Use the pilot data to generate a larger data set, say 10 per group and 50 participants. Get a p value. Repeat the exercise 20 times (say) and see what proportion of that 20 is significant. This is the power. If it is around 80% then this is a suitable design.
This could be a long process unless you have programming skills. I suggest that you first work out the biggest experiment you can afford to do and find the power of that design. Then either abandon the project because the chance of success is too small, or work out a smaller design that still gives you acceptable power.
 
#5
I imagine that there will be a difference, otherwise you would not have experts.
You will already know the next bit but I've put it down anyway to clarify my thoughts. The standard approach to hypothesis testing is to get a p value and say "Yes there is a significant difference" or "No significant difference". The second conclusion is just a face saving way of saying "I don't know if there is a difference or not" which is something to be strongly avoided after you have spent all the time and money and goodwill with raters and participants (plus people are reluctant to publish you saying you don't know). So your problem is how many of each is enough to be reasonably certain (say 80%) of getting a significant result and so justifying the time and expense. I suspect that there is no standard answer to this and you will need to work from first principles.
Here is one approach -
First you will need to devise a method of measuring the disagreement between the two groups and getting a p value from it. We can think about this later perhaps if you want some ideas.
Next you need some data to get an idea of how strongly the groups disagree. Do a pilot study of say 5 in each group and 10 participants. When you analyse this data you will probably get a non significant result but that doesn't matter.
Use the pilot data to generate a larger data set, say 10 per group and 50 participants. Get a p value. Repeat the exercise 20 times (say) and see what proportion of that 20 is significant. This is the power. If it is around 80% then this is a suitable design.
This could be a long process unless you have programming skills. I suggest that you first work out the biggest experiment you can afford to do and find the power of that design. Then either abandon the project because the chance of success is too small, or work out a smaller design that still gives you acceptable power.
Hi, thanks for your detailed answer. I agree, I have been finding info that says some form of pilot study is required.... which is a bit hard for a project approval form! Additionally, I also believe that the raters required will differ depending on the response options. i.e. if the raters can only rate something "yes" or "no", then this will have a different influence on sample size than if they can rater something "yes, no, maybe, unsure"... etc

So, what I’ve done in order to give an estimate of sample size, is Ive looked through the literature I’ve read that is similar (interrater reliability). There are 7 papers, and most use a rater sample size of 2-4 (one uses 20). The average number of participants doing the screen is 30, and average data points (scores) is just over 100.

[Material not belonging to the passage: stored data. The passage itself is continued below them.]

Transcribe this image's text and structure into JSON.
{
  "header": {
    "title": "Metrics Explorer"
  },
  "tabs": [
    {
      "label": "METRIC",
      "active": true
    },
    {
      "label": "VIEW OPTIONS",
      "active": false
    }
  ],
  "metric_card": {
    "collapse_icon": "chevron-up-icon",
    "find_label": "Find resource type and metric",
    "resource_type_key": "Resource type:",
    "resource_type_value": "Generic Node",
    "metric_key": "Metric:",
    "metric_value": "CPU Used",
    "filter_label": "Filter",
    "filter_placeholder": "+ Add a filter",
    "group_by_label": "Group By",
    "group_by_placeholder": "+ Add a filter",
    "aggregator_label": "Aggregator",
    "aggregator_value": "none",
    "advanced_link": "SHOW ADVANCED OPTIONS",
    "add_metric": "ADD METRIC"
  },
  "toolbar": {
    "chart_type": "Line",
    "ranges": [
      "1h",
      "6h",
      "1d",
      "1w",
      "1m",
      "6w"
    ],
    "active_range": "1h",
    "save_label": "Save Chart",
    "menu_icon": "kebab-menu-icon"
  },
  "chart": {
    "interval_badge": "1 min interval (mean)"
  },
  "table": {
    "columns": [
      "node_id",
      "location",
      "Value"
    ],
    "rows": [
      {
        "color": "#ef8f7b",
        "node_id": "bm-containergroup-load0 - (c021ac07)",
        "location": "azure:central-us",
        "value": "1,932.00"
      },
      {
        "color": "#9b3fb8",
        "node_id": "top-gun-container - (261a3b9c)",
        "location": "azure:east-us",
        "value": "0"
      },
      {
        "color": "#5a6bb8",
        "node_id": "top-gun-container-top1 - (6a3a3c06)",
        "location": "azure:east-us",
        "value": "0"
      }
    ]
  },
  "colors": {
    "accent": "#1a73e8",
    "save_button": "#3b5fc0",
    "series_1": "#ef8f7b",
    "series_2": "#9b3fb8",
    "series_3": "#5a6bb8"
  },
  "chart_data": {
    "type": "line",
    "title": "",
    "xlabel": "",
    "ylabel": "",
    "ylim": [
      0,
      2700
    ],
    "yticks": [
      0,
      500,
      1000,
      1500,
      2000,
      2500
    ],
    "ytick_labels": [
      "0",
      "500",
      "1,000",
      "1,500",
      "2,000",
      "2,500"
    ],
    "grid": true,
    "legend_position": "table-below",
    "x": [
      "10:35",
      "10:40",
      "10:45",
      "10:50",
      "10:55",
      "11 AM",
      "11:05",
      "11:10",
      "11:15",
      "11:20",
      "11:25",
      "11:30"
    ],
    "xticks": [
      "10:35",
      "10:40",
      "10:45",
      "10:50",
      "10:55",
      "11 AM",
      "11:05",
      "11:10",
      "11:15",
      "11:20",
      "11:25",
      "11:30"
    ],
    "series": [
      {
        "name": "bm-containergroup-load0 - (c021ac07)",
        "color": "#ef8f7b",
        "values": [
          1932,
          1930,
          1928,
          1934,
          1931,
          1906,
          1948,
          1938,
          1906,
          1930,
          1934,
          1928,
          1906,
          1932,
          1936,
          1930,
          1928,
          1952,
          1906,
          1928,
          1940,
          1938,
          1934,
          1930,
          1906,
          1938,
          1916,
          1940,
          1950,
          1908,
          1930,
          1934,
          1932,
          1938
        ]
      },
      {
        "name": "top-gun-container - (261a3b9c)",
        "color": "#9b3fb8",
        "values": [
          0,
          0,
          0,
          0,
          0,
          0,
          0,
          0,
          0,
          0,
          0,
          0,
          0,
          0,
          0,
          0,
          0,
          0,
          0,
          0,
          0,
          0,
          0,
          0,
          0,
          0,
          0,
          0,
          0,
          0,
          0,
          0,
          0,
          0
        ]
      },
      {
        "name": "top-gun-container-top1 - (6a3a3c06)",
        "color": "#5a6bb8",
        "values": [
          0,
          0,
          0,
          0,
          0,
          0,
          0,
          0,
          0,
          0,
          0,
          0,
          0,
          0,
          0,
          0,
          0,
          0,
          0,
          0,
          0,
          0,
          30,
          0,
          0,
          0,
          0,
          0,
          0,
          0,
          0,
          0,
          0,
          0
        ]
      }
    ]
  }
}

I think I’m going to put this on my form, because, at the end of the day, I don’t even know what tests I am doing yet (i.e. what screes), thus I don’t know the scoring system I’ll use. Deciding on the screens is part of the project.
 

hlsmith

Less is more. Stay pure. Stay poor.
#7
I have not read all of the above comments, but yes you will need to make assumptions about data collected, differences between raters, etc. Then, given this information, I would likely think about trying to simulate data and running the weighted kappa values to explore the effect needed and sample size to generate sufficient power. It has been a long time since using kappas, but only having 3 rating categories would seem to me to require more data to rule out chance differences between groups, since there won't be much spread in ratings.